Here begins my rant.

Regardless of whether he/she has a map-loving father or not, everyone should know how to read a map.  Everyone.

GPS, of course, has handicapped so many people today when it comes to navigating the road.  And it frustrates me.  So when I came across a blog post titled "Does the GPS Take the Fun Out of Driving? And Make Us Stupider, More Locked Up in Ourselves, and Less Open to the World?", I was obviously moved to read it.  The Big Think post highlights the main points of another essay, "GPS and the End of the Road" by Ari N. Schulman.  It is a long read, but well worth it (with some fantastic references to Kerouac and other literary figures!).

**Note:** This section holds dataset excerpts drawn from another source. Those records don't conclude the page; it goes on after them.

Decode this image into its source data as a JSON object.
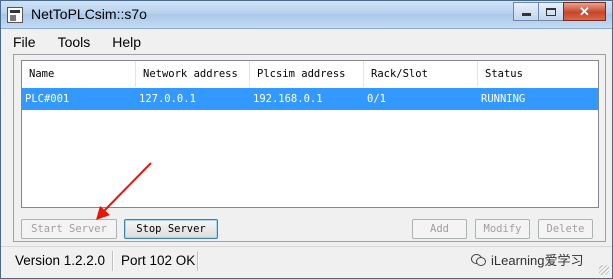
{
  "window": {
    "title": "NetToPLCsim::s7o"
  },
  "menu": {
    "items": [
      {
        "label": "File"
      },
      {
        "label": "Tools"
      },
      {
        "label": "Help"
      }
    ]
  },
  "table": {
    "columns": [
      "Name",
      "Network address",
      "Plcsim address",
      "Rack/Slot",
      "Status"
    ],
    "rows": [
      {
        "name": "PLC#001",
        "network_address": "127.0.0.1",
        "plcsim_address": "192.168.0.1",
        "rack_slot": "0/1",
        "status": "RUNNING",
        "selected": true
      }
    ]
  },
  "buttons": {
    "start_server": {
      "label": "Start Server",
      "enabled": false
    },
    "stop_server": {
      "label": "Stop Server",
      "enabled": true
    },
    "add": {
      "label": "Add",
      "enabled": false
    },
    "modify": {
      "label": "Modify",
      "enabled": false
    },
    "delete": {
      "label": "Delete",
      "enabled": false
    }
  },
  "status_bar": {
    "version": "Version 1.2.2.0",
    "port": "Port 102 OK"
  },
  "watermark": {
    "text": "iLearning爱学习"
  },
  "colors": {
    "selection": "#3399ff",
    "annotation_arrow": "#e8140c",
    "close_button": "#c6452c"
  }
}
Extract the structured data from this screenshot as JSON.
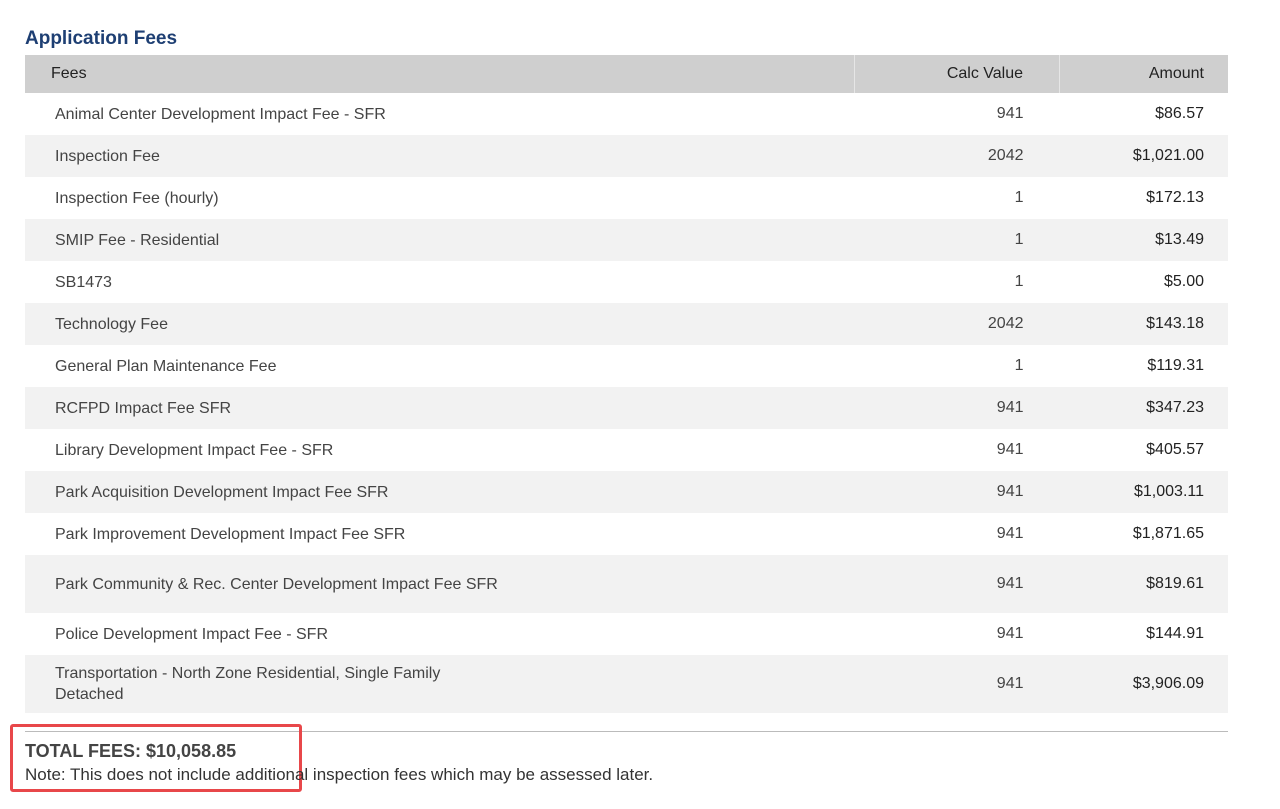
{
  "section_title": "Application Fees",
  "columns": {
    "fee": "Fees",
    "calc": "Calc Value",
    "amount": "Amount"
  },
  "rows": [
    {
      "name": "Animal Center Development Impact Fee - SFR",
      "calc": "941",
      "amount": "$86.57"
    },
    {
      "name": "Inspection Fee",
      "calc": "2042",
      "amount": "$1,021.00"
    },
    {
      "name": "Inspection Fee (hourly)",
      "calc": "1",
      "amount": "$172.13"
    },
    {
      "name": "SMIP Fee - Residential",
      "calc": "1",
      "amount": "$13.49"
    },
    {
      "name": "SB1473",
      "calc": "1",
      "amount": "$5.00"
    },
    {
      "name": "Technology Fee",
      "calc": "2042",
      "amount": "$143.18"
    },
    {
      "name": "General Plan Maintenance Fee",
      "calc": "1",
      "amount": "$119.31"
    },
    {
      "name": "RCFPD Impact Fee SFR",
      "calc": "941",
      "amount": "$347.23"
    },
    {
      "name": "Library Development Impact Fee - SFR",
      "calc": "941",
      "amount": "$405.57"
    },
    {
      "name": "Park Acquisition Development Impact Fee SFR",
      "calc": "941",
      "amount": "$1,003.11"
    },
    {
      "name": "Park Improvement Development Impact Fee SFR",
      "calc": "941",
      "amount": "$1,871.65"
    },
    {
      "name": "Park Community & Rec. Center Development Impact Fee SFR",
      "calc": "941",
      "amount": "$819.61"
    },
    {
      "name": "Police Development Impact Fee - SFR",
      "calc": "941",
      "amount": "$144.91"
    },
    {
      "name": "Transportation - North Zone Residential, Single Family Detached",
      "calc": "941",
      "amount": "$3,906.09"
    }
  ],
  "total": "TOTAL FEES: $10,058.85",
  "note": "Note: This does not include additional inspection fees which may be assessed later.",
  "highlight_color": "#e8474a",
  "title_color": "#1e3f73"
}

NB: I will be using an atlas only on my road trip next summer.

Monday, August 29, 2011

George Harrison + Martin Scorsese...Yes, Please!

Premieres October 5 & 6 on HBO...a channel I don't have.  What to do?!



What to Do about Education?

Fixing U.S. public education--not an easy task, is it?  There is an infinite amount of theories out there about what problems and solutions there are for America's failing schools, but one thing is for certain: we have a systemic mess on our hands.  This article from the Washington Post (thanks to Mary for sharing!) was written by an administrator who has served at both a failing and a high-achieving NYC school.  Though his comparison of the two experiences lacks discussion about major socioeconomic factors such as class and race, I find his overall distinctions on-target and bitingly honest.  I've outlined the five major differences on which he comments for you here, but the entire article is truly worth the read.

  1. Parent support and involvement: "How can any school be effective when parental involvement is not there?"
  2. School- and city-wide tracking system: "When a system allows schools to be tracked while segregating its highest achievers in specialized schools or academies, schools such as Jamaica are left with a student body that is made up of lower performing students. It is academic apartheid."
  3. Discipline: "By pulling higher achieving students out and replacing them with more disruptive students, an anti-academic, disruptive climate is created."
  4. Leadership: "How many years working in a public school do former D.C. Schools Chancellor Michelle Rhee, former New York City Schools Chancellor Joel Klein, current New York schools chief Denis Walcott and former New York City Chancellor Cathleen Black (who was in the job only a few months) have combined? Less than any member of the administrative team in my new school."
  5. Hiring method: "Now the solution is Teaching Fellows and Teach for America. Young people who never intended to teach receive a crash course and teach in urban and rural schools. Since most of them will move on after a few years, a revolving door of inexperienced teachers is created. An army of short-timers is not the solution to troubled schools."
And then the conclusion...

"Although there are many other factors that distinguish an ineffective school system from an effective one, it is interesting to note that the five that have been listed above are not under any teacher’s control.

Yet modern education 'reformers' think that evaluating teachers by test scores and closing schools will produce schools like South Side. Perhaps it is their own lack of experience that makes them believe that is true. Or perhaps it is their lack of courage to make the tough political decisions that would result in more equitable schools. In either case, the kids of Jamaica High School and its teachers lose."